Alonso was arguing that Vettel was gaining an advantage by running all four wheels off the track, to get him close to the Ferrari going into the zones where the DRS overtaking aid can be used.
He wasn't complaining Vettel was using DRS in the wrong places; he was saying he was breaking the rules on track limits to get him within that crucial one-second DRS activation zone.
|Sebastian Vettel||Fernando Alonso|
|Grand Prix debut||2007 United States||2001 Australia|
|World titles||4; 2010, 2011, 2012, 2013||2; 2005, 2006|
Meanwhile, Vettel said Alonso was running wide to enable him to keep a gap.
Their remarks were aimed at race director Charlie Whiting, in the hope he would intervene and help them in their battle.
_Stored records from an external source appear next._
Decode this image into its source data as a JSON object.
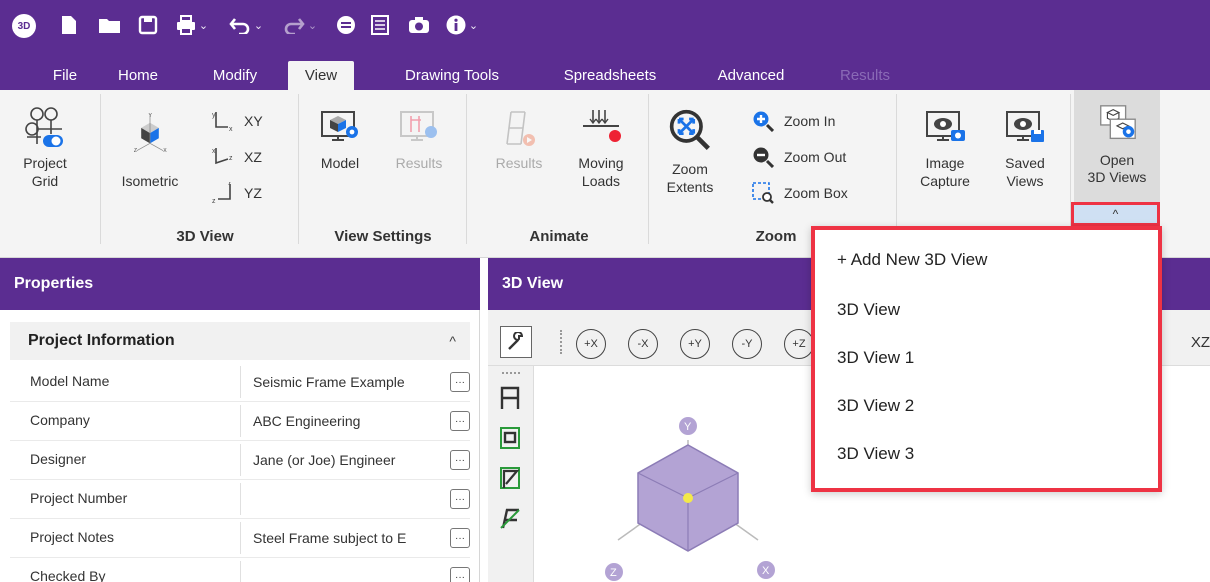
{
  "app": {
    "logo_text": "3D"
  },
  "quick_access": {
    "icons": [
      "new-file-icon",
      "open-folder-icon",
      "save-icon",
      "print-icon",
      "undo-icon",
      "redo-icon",
      "properties-icon",
      "spreadsheet-icon",
      "camera-icon",
      "info-icon"
    ]
  },
  "menu_tabs": [
    {
      "label": "File"
    },
    {
      "label": "Home"
    },
    {
      "label": "Modify"
    },
    {
      "label": "View",
      "active": true
    },
    {
      "label": "Drawing Tools"
    },
    {
      "label": "Spreadsheets"
    },
    {
      "label": "Advanced"
    },
    {
      "label": "Results",
      "disabled": true
    }
  ],
  "ribbon": {
    "project_grid": "Project\nGrid",
    "isometric": "Isometric",
    "xy": "XY",
    "xz": "XZ",
    "yz": "YZ",
    "model": "Model",
    "results_view": "Results",
    "results_animate": "Results",
    "moving_loads": "Moving\nLoads",
    "zoom_extents": "Zoom\nExtents",
    "zoom_in": "Zoom In",
    "zoom_out": "Zoom Out",
    "zoom_box": "Zoom Box",
    "image_capture": "Image\nCapture",
    "saved_views": "Saved\nViews",
    "open_3d_views": "Open\n3D Views",
    "groups": {
      "view3d": "3D View",
      "view_settings": "View Settings",
      "animate": "Animate",
      "zoom": "Zoom"
    },
    "collapse_glyph": "^"
  },
  "properties_panel": {
    "title": "Properties",
    "section": "Project Information",
    "rows": [
      {
        "label": "Model Name",
        "value": "Seismic Frame Example"
      },
      {
        "label": "Company",
        "value": "ABC Engineering"
      },
      {
        "label": "Designer",
        "value": "Jane (or Joe) Engineer"
      },
      {
        "label": "Project Number",
        "value": ""
      },
      {
        "label": "Project Notes",
        "value": "Steel Frame subject to E"
      },
      {
        "label": "Checked By",
        "value": ""
      }
    ],
    "dots": "···"
  },
  "view_panel": {
    "title": "3D View",
    "rotations": [
      "+X",
      "-X",
      "+Y",
      "-Y",
      "+Z"
    ],
    "plane_label": "XZ",
    "axis_labels": {
      "y": "Y",
      "x": "X",
      "z": "Z"
    }
  },
  "dropdown": {
    "items": [
      "+ Add New 3D View",
      "3D View",
      "3D View 1",
      "3D View 2",
      "3D View 3"
    ]
  },
  "colors": {
    "brand": "#5b2d91",
    "highlight": "#ee3344",
    "cube": "#b3a3d4"
  }
}
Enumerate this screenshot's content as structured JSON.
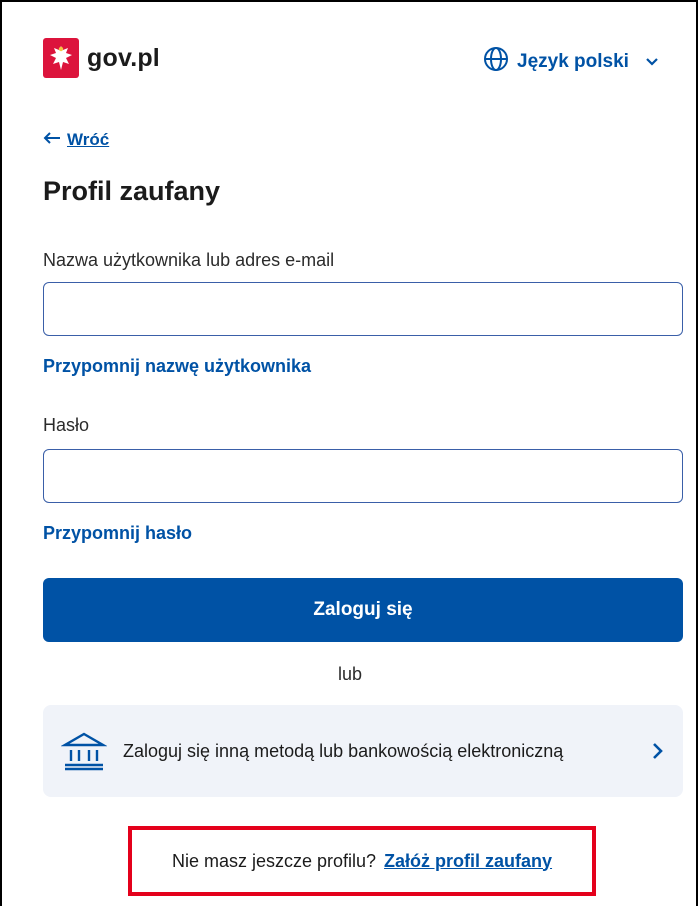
{
  "header": {
    "logo_text": "gov.pl",
    "language_label": "Język polski"
  },
  "nav": {
    "back_label": "Wróć"
  },
  "page": {
    "title": "Profil zaufany"
  },
  "form": {
    "username_label": "Nazwa użytkownika lub adres e-mail",
    "username_value": "",
    "remind_username": "Przypomnij nazwę użytkownika",
    "password_label": "Hasło",
    "password_value": "",
    "remind_password": "Przypomnij hasło",
    "login_button": "Zaloguj się",
    "or_text": "lub",
    "alt_login_text": "Zaloguj się inną metodą lub bankowością elektroniczną"
  },
  "signup": {
    "prompt": "Nie masz jeszcze profilu?",
    "link": "Załóż profil zaufany"
  },
  "colors": {
    "primary": "#0052a5",
    "emblem": "#dc143c",
    "highlight": "#e4001b",
    "alt_bg": "#f0f3f9"
  },
  "icons": {
    "emblem": "polish-eagle-icon",
    "language": "globe-icon",
    "language_toggle": "chevron-down-icon",
    "back": "arrow-left-icon",
    "alt_login": "bank-icon",
    "alt_arrow": "chevron-right-icon"
  }
}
It is part of the game.
They were both doing exactly the same thing. Both were playing the big picture, and the fastest car won the battle.
The stewards decided to be lenient, and I think that was the right call because it allowed the racing to continue.
Vettel's complaints about Alonso's tactics in defence were baseless. Alonso did nothing wrong. He gave Vettel just enough room, but no more than he needed to.
There was one incident that was a bit tight - the second time Vettel tried to pass on the outside into Brooklands. But although Vettel got three-quarters of the way ahead, by the time they got to the exit it had switched around, Alonso was three-quarters of the way in front himself because he had the shorter line.
Both of them love to race, and they loved that duel. Vettel was obviously happier with the result, but Alonso was very gracious in defeat.
They were right on the limit, but they gave each other just enough room to get the job done. It required a lot of mutual respect so they did not crash, but they gave it.
It's no accident they have six world titles between them. Both have the brain capacity to defend and to attack, to maximise their car, think about the fuel economy and tyre strategy and so on, and still drive on the limit.
However you look at it, it was fantastic - F1 at its best.
A step forward at Williams
Williams had a really mixed weekend. They had a shocker in qualifying, missing the dry window in the first session and getting knocked out, along with Ferrari. But they made amends in the race.
At the previous race in Austria, they were criticised, including by me, for being too conservative and not going for a win that might have been possible if they had taken a few more risks.
But with the drivers starting towards the back of the grid in Silverstone, they had no choice but to attack, and it worked brilliantly.
Felipe Massa was taken out in Kimi Raikkonen's crash on the first lap, but Valtteri Bottas drove superbly to climb from 14th at the start to finish second.
His race reminded me of his performance at the first grand prix of the season in Australia, where he could have finished second had he not broken a wheel against a wall, but still fought back to fifth.
Bottas was fast and aggressive and made some really strong overtaking moves around the outside of people into Stowe.
And the team's strategy got him on the front foot rather than on the back foot, as they were in Austria.
It's a mentality, and it dragged Bottas forward to the best result of his career. That is a big step forward for Williams.
Now, they believe they can do it. In Austria, I don't think they believed they could.
At Silverstone, they threw caution to the wind, and looked a lot more like the Williams of old - the go-getters, the hungry, the fighters, people who just do not give up until the chequered flag drops.
I think we will see Williams on the attack now. Just watch them next time out in Hockenheim, because that car will be very good at that track.
My driver of the race
There are three contenders for driver of the race. For the racing, it was Alonso and Vettel.
Lewis Hamilton deserves a mention for coming back from his disappointment in qualifying and taking the first win at Silverstone from outside the top five on the grid since 1975.
But my dad told me when I was a wee boy that it's not the good shots that make the good golfers; it's the good recoveries. And for that reason, it has to be Bottas.